Frequently Asked Questions
What is Trojan:Win32/Acll and why is it dangerous?
Trojan:Win32/Acll is an information stealer that targets your personal data, passwords, and cryptocurrency wallets. It’s dangerous because it can steal financial information and sell it to cybercriminals. The malware runs quietly in the background while collecting your sensitive data.
How did Trojan:Win32/Acll get on my computer?
Most infections come from malicious game hacks or malicious email attachments. Some variants pretend to be system utilities like fan controllers. Always download software from official sources to avoid infection.
Can I remove Trojan:Win32/Acll manually?
Yes, you can remove it manually using the steps in this guide. However, manual removal requires technical knowledge and patience. Missing any components could leave your system vulnerable. Automatic removal tools are usually more reliable.
Is it safe to delete the processes and files mentioned?
The specific files and processes mentioned in this guide are associated with Acll malware. However, always verify file locations and names before deleting anything. When in doubt, use professional anti-malware software to avoid accidentally deleting system files.
How can I prevent Trojan:Win32/Acll in the future?
Avoid downloading cracked software and be cautious with email attachments. Keep Windows updated and use reputable antivirus software. Regular system scans can catch threats before they cause damage.

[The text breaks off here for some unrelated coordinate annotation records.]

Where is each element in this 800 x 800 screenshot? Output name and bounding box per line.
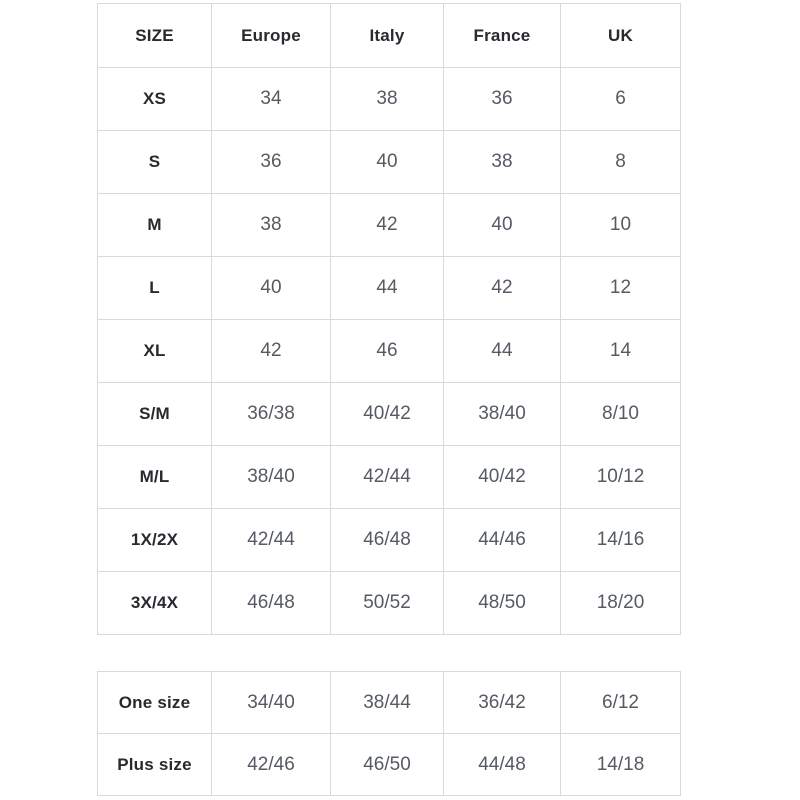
value-cell: 50/52 [331, 572, 444, 635]
value-cell: 10 [561, 194, 681, 257]
value-cell: 40 [331, 131, 444, 194]
value-cell: 36 [212, 131, 331, 194]
value-cell: 8 [561, 131, 681, 194]
value-cell: 14/16 [561, 509, 681, 572]
value-cell: 40/42 [331, 383, 444, 446]
value-cell: 14 [561, 320, 681, 383]
header-cell-france: France [444, 4, 561, 68]
value-cell: 10/12 [561, 446, 681, 509]
value-cell: 38 [212, 194, 331, 257]
value-cell: 40 [212, 257, 331, 320]
value-cell: 34/40 [212, 672, 331, 734]
value-cell: 12 [561, 257, 681, 320]
value-cell: 46 [331, 320, 444, 383]
value-cell: 6 [561, 68, 681, 131]
value-cell: 38/40 [212, 446, 331, 509]
value-cell: 34 [212, 68, 331, 131]
value-cell: 38/40 [444, 383, 561, 446]
row-label-cell: 3X/4X [98, 572, 212, 635]
table-row [98, 257, 681, 320]
row-label-cell: M/L [98, 446, 212, 509]
value-cell: 42/44 [212, 509, 331, 572]
value-cell: 38 [331, 68, 444, 131]
row-label-cell: 1X/2X [98, 509, 212, 572]
table-row [98, 734, 681, 796]
header-cell-uk: UK [561, 4, 681, 68]
header-row [98, 4, 681, 68]
size-chart-container [97, 3, 680, 796]
value-cell: 44 [444, 320, 561, 383]
value-cell: 46/48 [331, 509, 444, 572]
value-cell: 40 [444, 194, 561, 257]
value-cell: 44/46 [444, 509, 561, 572]
value-cell: 38/44 [331, 672, 444, 734]
value-cell: 42 [331, 194, 444, 257]
table-row [98, 383, 681, 446]
value-cell: 42/46 [212, 734, 331, 796]
row-label-cell: One size [98, 672, 212, 734]
value-cell: 18/20 [561, 572, 681, 635]
value-cell: 38 [444, 131, 561, 194]
value-cell: 14/18 [561, 734, 681, 796]
table-row [98, 572, 681, 635]
header-cell-size: SIZE [98, 4, 212, 68]
table-row [98, 68, 681, 131]
table-row [98, 320, 681, 383]
row-label-cell: Plus size [98, 734, 212, 796]
value-cell: 40/42 [444, 446, 561, 509]
table-row [98, 446, 681, 509]
row-label-cell: XL [98, 320, 212, 383]
row-label-cell: XS [98, 68, 212, 131]
value-cell: 36/38 [212, 383, 331, 446]
row-label-cell: M [98, 194, 212, 257]
value-cell: 48/50 [444, 572, 561, 635]
table-row [98, 672, 681, 734]
value-cell: 42/44 [331, 446, 444, 509]
size-conversion-table [97, 3, 681, 635]
header-cell-europe: Europe [212, 4, 331, 68]
table-row [98, 131, 681, 194]
row-label-cell: L [98, 257, 212, 320]
row-label-cell: S/M [98, 383, 212, 446]
value-cell: 42 [212, 320, 331, 383]
value-cell: 36/42 [444, 672, 561, 734]
header-cell-italy: Italy [331, 4, 444, 68]
value-cell: 6/12 [561, 672, 681, 734]
value-cell: 8/10 [561, 383, 681, 446]
value-cell: 46/50 [331, 734, 444, 796]
value-cell: 46/48 [212, 572, 331, 635]
value-cell: 44 [331, 257, 444, 320]
row-label-cell: S [98, 131, 212, 194]
table-row [98, 509, 681, 572]
value-cell: 44/48 [444, 734, 561, 796]
value-cell: 42 [444, 257, 561, 320]
value-cell: 36 [444, 68, 561, 131]
special-size-table [97, 671, 681, 796]
table-row [98, 194, 681, 257]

What if manual removal doesn’t work?
If manual removal fails, the malware might have deeper system integration. Use GridinSoft Anti-Malware for thorough automatic removal. Professional tools can detect hidden components and registry modifications that manual methods might miss.
Should I change all my passwords after infection?
Yes, change all passwords immediately after removing the malware. This includes online accounts, cryptocurrency wallets, and any stored passwords. Use strong, unique passwords for each account.
Can Trojan:Win32/Acll steal cryptocurrency?
Yes, this malware specifically targets cryptocurrency wallets including Electrum, Exodus, and Ethereum keystores. If you had crypto wallets on the infected computer, move your funds to new wallets immediately after cleaning the infection.